Per l’occasione, invece, Lo Cascio vestirà i panni di un “ipotetico lettore” alle prese con l’opera versistica pasoliniana, non senza prima essersi immerso nell’oceano multisfaccettato di quel lirismo ancora tutto da scoprire. Un’impresa ardua e degna di nota, di gran lunga notevole e di certo significativa, se si considerano la vastità degli studi su Pasolini e il limitato slancio degli stessi nell’esplorazione delle sue suggestioni poetiche.  Uno iato da sempre dato per scontato, un disinteresse accademico non più accettabile.

“Le cose in apparenza più note sono quelle che in realtà conosciamo meno”, prosegue profetico Lo Cascio.

Dopo una prolifica carriera divisa fra teatro, cinema e piccolo schermo, di recente l’incontro fatale con Pasolini. Quasi per fortuito caso. “Avvenne con Che cosa sono le nuvole?”[diretto da Pasolini e interpretato da grandi nomi della commedia all’italiana, fra cui Totò e Domenico Modugno, NdA], continua con tono sognante l’attore siciliano.

A un tratto, l’idea di uno spettacolo anticonvenzionale che racchiudesse in sé ulteriori sviluppi, nuovi motivi di creazione artistica capaci d’espandere le frontiere dell’immensa galassia pasoliniana. Poi, la volontà di riabilitare l’immagine di un genio confuso, talvolta non apprezzato perché complesso. Infine, la scelta – fra le tante manifestazioni del suo ingegno – della dimensione lirica, quella tanto trascurata quanto fondamentale per la comprensione di un’opera omnia altrimenti incompleta. 

E continua. “Rapimento.  La poesia di Pasolini è materia che rapisce, un momento di altissima suggestione”, “il luogo di una sua spontanea autobiografia”, un diario intimo e profondo che evoca scenari inconfessati, affetti dimenticati, rapporti (come quello fra madre e figlio) mai formalmente considerati.

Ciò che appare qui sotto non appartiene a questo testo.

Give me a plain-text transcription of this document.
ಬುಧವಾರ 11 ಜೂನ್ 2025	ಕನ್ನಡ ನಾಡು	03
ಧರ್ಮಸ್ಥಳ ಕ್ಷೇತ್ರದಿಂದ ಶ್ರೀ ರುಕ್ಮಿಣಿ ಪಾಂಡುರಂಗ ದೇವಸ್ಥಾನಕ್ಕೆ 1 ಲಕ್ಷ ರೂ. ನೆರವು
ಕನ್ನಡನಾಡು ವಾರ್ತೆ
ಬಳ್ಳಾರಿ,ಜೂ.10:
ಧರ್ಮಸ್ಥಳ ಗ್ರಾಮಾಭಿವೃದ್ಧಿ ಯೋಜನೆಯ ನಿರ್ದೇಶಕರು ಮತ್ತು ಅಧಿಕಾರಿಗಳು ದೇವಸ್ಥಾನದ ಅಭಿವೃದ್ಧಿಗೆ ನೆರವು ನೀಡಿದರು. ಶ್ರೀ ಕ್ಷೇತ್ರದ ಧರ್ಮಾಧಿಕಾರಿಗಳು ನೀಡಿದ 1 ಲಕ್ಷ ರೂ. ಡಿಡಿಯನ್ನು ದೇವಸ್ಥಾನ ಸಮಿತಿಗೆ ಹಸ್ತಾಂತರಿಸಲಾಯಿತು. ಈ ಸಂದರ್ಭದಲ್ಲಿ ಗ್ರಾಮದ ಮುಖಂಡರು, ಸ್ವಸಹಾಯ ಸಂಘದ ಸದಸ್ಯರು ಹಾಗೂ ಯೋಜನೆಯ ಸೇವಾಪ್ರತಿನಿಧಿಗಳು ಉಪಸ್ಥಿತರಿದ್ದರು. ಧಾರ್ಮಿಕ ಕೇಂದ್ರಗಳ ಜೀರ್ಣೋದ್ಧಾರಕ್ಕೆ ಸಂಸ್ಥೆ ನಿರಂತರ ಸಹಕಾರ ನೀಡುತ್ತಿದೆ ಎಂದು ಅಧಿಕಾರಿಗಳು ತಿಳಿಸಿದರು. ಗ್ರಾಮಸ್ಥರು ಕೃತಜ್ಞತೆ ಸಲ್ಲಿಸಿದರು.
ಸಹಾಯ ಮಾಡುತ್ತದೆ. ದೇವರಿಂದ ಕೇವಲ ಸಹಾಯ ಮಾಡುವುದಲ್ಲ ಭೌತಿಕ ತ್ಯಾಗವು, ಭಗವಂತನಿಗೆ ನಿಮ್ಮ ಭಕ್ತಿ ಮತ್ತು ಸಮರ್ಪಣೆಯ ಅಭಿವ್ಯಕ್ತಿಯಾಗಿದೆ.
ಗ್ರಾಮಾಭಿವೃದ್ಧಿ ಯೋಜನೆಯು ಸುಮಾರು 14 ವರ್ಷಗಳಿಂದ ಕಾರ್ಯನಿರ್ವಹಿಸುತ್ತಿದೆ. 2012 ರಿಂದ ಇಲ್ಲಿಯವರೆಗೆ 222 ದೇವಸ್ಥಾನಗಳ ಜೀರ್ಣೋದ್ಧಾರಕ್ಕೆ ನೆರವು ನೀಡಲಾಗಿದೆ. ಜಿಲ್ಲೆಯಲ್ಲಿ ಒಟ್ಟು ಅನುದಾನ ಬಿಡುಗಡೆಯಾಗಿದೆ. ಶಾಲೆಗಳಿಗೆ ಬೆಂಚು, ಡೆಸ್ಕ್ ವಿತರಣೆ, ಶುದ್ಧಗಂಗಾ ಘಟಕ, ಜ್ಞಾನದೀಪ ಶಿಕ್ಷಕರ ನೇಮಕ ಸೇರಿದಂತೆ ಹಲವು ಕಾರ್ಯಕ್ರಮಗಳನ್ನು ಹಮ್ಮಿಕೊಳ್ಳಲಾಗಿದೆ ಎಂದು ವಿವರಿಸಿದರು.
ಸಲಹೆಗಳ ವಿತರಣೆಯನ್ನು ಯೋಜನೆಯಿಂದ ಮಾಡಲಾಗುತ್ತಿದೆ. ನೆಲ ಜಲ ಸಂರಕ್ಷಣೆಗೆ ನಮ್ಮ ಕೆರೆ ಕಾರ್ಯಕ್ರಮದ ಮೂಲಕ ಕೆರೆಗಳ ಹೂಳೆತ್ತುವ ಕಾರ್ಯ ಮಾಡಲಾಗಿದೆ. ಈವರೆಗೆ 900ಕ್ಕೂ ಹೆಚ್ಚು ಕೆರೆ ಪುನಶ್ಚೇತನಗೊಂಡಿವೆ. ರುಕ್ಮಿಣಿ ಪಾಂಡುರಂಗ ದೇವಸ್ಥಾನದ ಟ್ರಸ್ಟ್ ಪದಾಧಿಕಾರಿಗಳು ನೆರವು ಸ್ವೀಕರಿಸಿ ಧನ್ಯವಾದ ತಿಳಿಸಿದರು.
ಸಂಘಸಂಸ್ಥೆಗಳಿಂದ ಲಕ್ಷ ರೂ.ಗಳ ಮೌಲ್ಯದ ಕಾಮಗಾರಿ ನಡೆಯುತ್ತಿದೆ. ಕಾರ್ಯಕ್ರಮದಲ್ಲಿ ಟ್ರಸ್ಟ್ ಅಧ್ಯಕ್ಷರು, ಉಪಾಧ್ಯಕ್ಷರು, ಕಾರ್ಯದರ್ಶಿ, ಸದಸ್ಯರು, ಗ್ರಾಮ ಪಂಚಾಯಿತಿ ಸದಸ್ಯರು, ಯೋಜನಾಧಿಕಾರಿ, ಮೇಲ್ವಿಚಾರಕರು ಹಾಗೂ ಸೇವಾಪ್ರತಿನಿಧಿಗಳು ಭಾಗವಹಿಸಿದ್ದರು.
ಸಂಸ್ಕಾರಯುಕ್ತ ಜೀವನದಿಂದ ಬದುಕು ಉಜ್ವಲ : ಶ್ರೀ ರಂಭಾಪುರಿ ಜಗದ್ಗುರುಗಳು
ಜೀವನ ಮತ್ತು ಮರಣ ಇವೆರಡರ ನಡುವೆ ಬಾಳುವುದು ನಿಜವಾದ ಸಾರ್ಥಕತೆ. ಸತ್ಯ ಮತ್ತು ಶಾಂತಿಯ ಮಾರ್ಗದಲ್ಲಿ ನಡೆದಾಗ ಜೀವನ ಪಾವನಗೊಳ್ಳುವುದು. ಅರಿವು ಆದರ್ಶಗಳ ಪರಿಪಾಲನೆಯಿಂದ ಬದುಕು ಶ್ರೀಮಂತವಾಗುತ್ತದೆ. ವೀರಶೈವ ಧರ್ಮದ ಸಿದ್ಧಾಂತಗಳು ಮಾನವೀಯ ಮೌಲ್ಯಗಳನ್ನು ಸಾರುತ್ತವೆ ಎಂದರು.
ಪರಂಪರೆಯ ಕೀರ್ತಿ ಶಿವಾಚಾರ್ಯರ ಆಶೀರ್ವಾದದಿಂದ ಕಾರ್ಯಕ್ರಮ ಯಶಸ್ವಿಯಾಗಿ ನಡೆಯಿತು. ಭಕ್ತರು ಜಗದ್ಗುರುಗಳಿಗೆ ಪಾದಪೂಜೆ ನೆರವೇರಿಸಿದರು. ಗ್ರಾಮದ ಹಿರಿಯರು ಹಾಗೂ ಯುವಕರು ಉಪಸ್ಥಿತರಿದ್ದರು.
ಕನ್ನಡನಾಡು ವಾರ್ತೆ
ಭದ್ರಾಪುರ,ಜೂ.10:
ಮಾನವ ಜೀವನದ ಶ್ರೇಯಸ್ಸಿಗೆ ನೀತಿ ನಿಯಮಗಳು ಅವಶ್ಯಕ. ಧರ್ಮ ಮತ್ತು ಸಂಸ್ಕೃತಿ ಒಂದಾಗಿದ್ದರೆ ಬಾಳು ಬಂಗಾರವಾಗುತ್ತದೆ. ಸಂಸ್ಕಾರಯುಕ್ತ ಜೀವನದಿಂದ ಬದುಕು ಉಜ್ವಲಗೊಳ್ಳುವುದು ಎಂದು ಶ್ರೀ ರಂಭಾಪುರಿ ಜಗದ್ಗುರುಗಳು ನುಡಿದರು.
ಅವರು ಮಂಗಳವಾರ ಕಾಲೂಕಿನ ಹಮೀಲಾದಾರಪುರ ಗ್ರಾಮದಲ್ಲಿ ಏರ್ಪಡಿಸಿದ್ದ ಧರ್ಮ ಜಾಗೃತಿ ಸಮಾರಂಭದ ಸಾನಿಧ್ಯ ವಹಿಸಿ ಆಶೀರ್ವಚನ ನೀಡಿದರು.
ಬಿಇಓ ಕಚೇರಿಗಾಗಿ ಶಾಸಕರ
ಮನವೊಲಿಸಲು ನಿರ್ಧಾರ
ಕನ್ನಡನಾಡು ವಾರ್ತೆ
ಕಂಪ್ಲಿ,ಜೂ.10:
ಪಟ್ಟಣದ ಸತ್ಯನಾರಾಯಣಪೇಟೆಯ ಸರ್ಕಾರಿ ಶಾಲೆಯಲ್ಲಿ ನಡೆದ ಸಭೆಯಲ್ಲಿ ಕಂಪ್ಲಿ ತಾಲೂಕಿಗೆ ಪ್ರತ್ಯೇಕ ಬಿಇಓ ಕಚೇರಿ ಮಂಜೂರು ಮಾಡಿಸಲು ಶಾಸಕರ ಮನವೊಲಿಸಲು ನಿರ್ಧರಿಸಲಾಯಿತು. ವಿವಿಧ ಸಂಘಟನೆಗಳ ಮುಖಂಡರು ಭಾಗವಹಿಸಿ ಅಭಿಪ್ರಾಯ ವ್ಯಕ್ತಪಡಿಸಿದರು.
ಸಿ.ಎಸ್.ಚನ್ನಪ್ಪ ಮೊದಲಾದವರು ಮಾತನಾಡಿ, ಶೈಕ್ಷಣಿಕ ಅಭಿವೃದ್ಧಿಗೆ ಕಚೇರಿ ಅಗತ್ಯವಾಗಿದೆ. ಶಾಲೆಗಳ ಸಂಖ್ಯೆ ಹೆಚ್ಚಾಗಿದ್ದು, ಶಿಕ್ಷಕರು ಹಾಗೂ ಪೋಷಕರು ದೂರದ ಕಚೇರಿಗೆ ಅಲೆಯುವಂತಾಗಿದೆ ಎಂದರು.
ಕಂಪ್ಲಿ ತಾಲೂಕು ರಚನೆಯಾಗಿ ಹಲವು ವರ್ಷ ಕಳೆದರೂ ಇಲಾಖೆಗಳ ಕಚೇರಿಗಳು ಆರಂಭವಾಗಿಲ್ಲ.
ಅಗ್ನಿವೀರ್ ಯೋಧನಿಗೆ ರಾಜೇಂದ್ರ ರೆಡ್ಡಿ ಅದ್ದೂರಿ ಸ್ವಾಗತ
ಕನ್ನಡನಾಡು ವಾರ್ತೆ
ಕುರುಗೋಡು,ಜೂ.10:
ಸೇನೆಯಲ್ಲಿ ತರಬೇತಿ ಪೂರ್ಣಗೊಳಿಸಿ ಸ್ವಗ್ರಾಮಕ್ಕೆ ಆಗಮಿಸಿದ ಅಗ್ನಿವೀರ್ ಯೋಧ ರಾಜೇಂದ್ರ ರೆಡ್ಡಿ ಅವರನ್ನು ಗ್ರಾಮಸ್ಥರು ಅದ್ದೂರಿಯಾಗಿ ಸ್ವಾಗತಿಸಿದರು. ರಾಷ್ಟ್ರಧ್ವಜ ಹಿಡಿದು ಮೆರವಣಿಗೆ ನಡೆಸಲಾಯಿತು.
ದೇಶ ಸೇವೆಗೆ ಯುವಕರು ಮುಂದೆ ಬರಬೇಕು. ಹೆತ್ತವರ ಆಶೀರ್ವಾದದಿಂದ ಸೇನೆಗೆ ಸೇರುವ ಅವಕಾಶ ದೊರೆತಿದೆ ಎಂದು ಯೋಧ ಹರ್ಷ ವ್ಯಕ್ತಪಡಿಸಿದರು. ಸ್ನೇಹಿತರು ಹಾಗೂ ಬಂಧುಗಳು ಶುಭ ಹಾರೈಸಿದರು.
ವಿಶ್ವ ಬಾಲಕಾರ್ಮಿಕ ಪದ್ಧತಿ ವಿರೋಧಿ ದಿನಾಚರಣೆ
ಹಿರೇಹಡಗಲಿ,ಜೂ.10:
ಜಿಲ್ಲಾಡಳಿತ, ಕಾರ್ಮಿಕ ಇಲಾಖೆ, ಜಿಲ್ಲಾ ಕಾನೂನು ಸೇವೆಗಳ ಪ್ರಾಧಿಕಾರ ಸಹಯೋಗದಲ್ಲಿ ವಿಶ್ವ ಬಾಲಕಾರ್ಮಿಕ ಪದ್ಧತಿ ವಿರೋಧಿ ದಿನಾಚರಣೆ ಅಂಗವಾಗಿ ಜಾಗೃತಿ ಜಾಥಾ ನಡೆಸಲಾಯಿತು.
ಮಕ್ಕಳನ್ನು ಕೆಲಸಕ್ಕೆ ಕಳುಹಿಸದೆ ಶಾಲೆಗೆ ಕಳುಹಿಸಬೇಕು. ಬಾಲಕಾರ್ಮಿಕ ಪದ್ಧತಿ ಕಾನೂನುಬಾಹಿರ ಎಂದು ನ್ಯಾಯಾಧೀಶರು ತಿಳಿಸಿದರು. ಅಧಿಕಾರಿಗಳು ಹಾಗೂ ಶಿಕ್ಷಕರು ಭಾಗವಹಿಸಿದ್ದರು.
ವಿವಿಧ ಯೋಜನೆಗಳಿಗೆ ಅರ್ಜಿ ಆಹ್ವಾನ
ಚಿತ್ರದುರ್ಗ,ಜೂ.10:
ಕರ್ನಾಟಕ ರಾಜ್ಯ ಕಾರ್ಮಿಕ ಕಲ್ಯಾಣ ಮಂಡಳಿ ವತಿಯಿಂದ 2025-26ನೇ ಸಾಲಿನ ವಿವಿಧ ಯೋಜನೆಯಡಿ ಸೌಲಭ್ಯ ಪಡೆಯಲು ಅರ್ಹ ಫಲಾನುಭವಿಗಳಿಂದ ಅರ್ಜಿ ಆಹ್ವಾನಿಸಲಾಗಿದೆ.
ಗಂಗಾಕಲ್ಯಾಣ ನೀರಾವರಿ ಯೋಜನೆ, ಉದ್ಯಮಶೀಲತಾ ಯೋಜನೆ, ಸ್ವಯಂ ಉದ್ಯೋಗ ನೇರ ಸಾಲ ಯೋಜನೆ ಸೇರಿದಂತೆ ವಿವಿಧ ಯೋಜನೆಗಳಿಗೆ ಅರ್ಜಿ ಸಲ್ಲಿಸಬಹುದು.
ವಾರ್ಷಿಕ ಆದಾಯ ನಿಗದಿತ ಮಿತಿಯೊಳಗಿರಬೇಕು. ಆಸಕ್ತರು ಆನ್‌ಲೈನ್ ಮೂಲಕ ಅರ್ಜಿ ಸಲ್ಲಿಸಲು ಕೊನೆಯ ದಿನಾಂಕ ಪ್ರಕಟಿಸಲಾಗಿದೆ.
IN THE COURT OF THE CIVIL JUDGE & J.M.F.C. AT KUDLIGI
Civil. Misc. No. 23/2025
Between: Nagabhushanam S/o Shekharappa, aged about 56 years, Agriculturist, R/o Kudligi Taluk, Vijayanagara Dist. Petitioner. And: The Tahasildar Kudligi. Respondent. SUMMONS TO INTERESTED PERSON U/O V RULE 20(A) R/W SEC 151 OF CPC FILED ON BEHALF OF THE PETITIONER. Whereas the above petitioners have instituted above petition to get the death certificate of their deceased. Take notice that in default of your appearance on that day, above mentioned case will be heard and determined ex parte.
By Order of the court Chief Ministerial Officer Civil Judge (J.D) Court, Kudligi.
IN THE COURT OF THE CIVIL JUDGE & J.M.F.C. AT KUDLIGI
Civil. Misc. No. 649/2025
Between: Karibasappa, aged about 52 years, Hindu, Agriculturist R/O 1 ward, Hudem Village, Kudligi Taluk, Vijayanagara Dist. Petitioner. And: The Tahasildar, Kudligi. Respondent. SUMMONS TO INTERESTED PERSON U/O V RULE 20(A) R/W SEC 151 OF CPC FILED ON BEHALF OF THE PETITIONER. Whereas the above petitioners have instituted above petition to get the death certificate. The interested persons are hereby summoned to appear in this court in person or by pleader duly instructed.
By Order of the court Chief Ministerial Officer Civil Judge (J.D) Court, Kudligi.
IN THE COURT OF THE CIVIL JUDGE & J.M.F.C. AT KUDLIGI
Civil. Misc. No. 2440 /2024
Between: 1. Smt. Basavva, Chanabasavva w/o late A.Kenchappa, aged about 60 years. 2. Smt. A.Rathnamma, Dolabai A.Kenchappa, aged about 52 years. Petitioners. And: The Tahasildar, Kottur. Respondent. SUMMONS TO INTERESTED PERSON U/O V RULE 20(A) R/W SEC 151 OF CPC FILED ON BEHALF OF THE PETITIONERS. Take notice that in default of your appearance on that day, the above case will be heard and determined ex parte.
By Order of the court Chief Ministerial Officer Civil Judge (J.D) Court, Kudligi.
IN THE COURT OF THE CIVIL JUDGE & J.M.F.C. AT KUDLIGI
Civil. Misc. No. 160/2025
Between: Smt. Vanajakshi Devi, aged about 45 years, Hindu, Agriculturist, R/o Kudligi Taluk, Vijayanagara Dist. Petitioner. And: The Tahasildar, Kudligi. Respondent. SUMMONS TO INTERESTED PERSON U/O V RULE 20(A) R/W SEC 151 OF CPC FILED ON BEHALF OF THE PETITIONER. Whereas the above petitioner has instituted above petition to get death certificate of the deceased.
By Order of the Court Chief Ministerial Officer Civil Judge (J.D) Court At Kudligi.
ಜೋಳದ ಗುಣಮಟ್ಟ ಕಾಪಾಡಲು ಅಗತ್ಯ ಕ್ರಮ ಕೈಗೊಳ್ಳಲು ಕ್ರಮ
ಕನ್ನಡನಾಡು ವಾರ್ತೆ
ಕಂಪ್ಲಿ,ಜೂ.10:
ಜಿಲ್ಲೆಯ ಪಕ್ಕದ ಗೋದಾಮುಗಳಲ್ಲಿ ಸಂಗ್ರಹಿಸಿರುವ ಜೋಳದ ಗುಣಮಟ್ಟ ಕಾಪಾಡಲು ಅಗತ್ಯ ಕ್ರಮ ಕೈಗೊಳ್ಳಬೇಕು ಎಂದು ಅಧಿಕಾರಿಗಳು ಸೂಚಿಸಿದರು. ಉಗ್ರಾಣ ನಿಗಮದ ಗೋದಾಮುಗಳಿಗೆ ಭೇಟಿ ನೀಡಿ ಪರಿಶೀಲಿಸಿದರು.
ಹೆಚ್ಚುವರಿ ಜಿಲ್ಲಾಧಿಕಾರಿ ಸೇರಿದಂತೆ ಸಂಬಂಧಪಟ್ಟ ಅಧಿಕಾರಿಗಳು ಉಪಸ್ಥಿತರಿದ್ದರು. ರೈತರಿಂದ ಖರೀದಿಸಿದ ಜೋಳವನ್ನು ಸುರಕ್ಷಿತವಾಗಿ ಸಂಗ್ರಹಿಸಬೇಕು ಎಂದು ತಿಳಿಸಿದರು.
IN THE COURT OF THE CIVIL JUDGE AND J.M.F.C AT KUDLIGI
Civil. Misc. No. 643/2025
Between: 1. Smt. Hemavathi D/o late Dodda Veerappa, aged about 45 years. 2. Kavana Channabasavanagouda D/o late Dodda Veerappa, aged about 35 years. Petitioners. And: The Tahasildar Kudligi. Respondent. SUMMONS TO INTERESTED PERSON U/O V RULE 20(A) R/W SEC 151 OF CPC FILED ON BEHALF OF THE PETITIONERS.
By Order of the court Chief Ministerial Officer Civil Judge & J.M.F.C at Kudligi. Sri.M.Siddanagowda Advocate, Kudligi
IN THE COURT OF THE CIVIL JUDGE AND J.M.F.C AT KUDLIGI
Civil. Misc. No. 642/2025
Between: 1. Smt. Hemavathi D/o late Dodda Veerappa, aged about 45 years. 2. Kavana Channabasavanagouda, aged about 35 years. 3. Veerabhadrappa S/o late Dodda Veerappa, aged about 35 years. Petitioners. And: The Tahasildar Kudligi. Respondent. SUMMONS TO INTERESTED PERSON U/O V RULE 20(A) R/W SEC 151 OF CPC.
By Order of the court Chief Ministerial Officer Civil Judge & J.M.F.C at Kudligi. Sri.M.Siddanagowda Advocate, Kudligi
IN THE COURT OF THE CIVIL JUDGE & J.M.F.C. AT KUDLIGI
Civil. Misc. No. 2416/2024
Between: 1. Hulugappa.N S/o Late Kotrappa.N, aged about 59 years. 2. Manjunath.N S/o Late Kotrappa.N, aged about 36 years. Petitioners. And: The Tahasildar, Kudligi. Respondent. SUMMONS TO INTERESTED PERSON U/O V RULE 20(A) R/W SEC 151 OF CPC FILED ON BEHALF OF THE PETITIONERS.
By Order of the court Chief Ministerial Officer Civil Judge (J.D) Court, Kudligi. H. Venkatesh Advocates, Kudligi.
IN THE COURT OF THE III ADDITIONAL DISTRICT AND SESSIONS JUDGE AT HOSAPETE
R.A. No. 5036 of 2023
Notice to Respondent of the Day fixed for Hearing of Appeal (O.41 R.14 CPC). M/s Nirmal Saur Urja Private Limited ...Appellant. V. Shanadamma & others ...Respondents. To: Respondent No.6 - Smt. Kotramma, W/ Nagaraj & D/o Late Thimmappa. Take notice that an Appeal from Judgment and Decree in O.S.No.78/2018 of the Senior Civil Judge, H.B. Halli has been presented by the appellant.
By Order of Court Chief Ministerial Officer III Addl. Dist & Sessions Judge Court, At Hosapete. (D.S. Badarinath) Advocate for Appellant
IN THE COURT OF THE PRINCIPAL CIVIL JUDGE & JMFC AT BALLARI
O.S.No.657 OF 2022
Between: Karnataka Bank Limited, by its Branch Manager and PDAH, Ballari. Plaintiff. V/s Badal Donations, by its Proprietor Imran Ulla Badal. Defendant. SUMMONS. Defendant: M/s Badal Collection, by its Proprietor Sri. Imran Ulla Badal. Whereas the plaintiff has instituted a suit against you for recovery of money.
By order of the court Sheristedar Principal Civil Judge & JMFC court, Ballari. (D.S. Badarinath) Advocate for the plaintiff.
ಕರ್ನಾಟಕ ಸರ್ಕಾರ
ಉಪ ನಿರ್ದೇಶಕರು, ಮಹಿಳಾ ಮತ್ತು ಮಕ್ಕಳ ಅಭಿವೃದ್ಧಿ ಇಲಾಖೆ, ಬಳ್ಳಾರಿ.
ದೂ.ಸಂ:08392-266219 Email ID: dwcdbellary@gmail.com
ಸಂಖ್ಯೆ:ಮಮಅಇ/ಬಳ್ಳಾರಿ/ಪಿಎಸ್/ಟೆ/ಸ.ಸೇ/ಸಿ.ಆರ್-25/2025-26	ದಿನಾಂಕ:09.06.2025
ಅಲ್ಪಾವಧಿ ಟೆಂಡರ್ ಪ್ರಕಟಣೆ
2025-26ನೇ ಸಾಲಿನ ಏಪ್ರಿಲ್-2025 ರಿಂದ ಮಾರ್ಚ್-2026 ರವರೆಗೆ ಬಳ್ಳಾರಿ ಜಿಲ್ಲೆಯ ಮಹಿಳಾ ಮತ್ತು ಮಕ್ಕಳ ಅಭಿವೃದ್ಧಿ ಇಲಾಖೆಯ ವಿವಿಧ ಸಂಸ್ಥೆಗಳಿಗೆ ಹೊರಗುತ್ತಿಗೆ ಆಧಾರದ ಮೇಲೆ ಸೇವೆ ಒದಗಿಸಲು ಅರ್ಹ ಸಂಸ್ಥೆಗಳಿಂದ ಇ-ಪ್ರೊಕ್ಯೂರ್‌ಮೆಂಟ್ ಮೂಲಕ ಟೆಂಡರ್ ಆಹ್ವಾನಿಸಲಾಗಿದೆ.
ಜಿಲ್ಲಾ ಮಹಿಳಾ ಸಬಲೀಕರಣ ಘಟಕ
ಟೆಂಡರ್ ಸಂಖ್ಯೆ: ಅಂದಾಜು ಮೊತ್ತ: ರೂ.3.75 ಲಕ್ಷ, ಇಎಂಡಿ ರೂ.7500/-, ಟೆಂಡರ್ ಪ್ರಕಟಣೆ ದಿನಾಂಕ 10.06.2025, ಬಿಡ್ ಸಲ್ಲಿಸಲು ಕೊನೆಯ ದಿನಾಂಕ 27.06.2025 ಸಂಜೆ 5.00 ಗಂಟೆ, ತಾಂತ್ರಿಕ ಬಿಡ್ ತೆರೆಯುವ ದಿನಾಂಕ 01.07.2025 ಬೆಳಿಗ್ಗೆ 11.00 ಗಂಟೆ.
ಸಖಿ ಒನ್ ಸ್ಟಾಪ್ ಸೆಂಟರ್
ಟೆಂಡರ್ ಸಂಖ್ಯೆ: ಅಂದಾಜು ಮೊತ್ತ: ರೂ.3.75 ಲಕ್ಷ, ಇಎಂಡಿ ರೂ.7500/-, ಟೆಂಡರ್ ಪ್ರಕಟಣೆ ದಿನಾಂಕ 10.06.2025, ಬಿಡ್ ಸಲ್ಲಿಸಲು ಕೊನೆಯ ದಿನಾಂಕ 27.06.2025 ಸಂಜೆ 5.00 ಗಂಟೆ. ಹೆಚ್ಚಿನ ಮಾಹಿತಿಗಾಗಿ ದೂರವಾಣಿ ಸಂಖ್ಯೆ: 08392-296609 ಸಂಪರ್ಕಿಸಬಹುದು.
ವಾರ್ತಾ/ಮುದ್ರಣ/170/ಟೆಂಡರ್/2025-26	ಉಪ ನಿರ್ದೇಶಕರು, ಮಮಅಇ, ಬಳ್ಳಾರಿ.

Una sterminata raccolta fatta di “parole teatrali”, tutte legate da un leitmotiv inossidabile: la brama di trasparenza, la “chiarezza del cuore”, per gettare inedita luce su se stessi e sugli altri, sul mondo dentro e attorno. Il sole che rischiari, lo sguardo lucido di chi è sospinto dalla ricerca forsennata della verità, con coraggio e temerarietà. “Il sole e gli sguardi”, nella fattispecie, intende condensare proprio la nobiltà d’animo insita in tale consapevole progettualità.

In questa riscoperta di senso smarrito, Lo Cascio non sarà solo. Affiancato da un artista visivo, Nicola Console, lo spettacolo si svilupperà lungo una sottile linea di confine, fra il performativo e il figurativo.  Una mescolanza di strumenti espressivi, quella volutamente congegnata, non estranea all’eclettismo dell’equipe artistica cui Lo Cascio appartiene: una versatilità di forme e stili comunicativi che aspira a innovare la rappresentazione dal vivo “dall’interno” e che vuole offrire qualcosa di più, quel quid pluris che va oltre la semplice catarsi estetica, travalicando i paletti di una conoscenza immediatamente spendibile e azionando, viceversa, meccanismi votati a introspezione e riflessione di lunga durata. Versi, disegni e immagini dunque si alterneranno intenzionalmente per restituire allo spettatore quella natura proteiforme che tanto caratterizzò – e insieme differenziò – il talento tormentato di Pasolini.

Intellettuale, romanziere, pittore, linguista, drammaturgo, cineasta, saggista, traduttore, critico e ora anche poeta. Come urlava Alberto Moravia all’indomani del feroce assassinio senza nomi né mandanti, come ci ricorda oggi lo stesso Luigi Lo Cascio. “Abbiamo perso prima di tutto un poeta.” Ora riappropriamoci della sua memoria.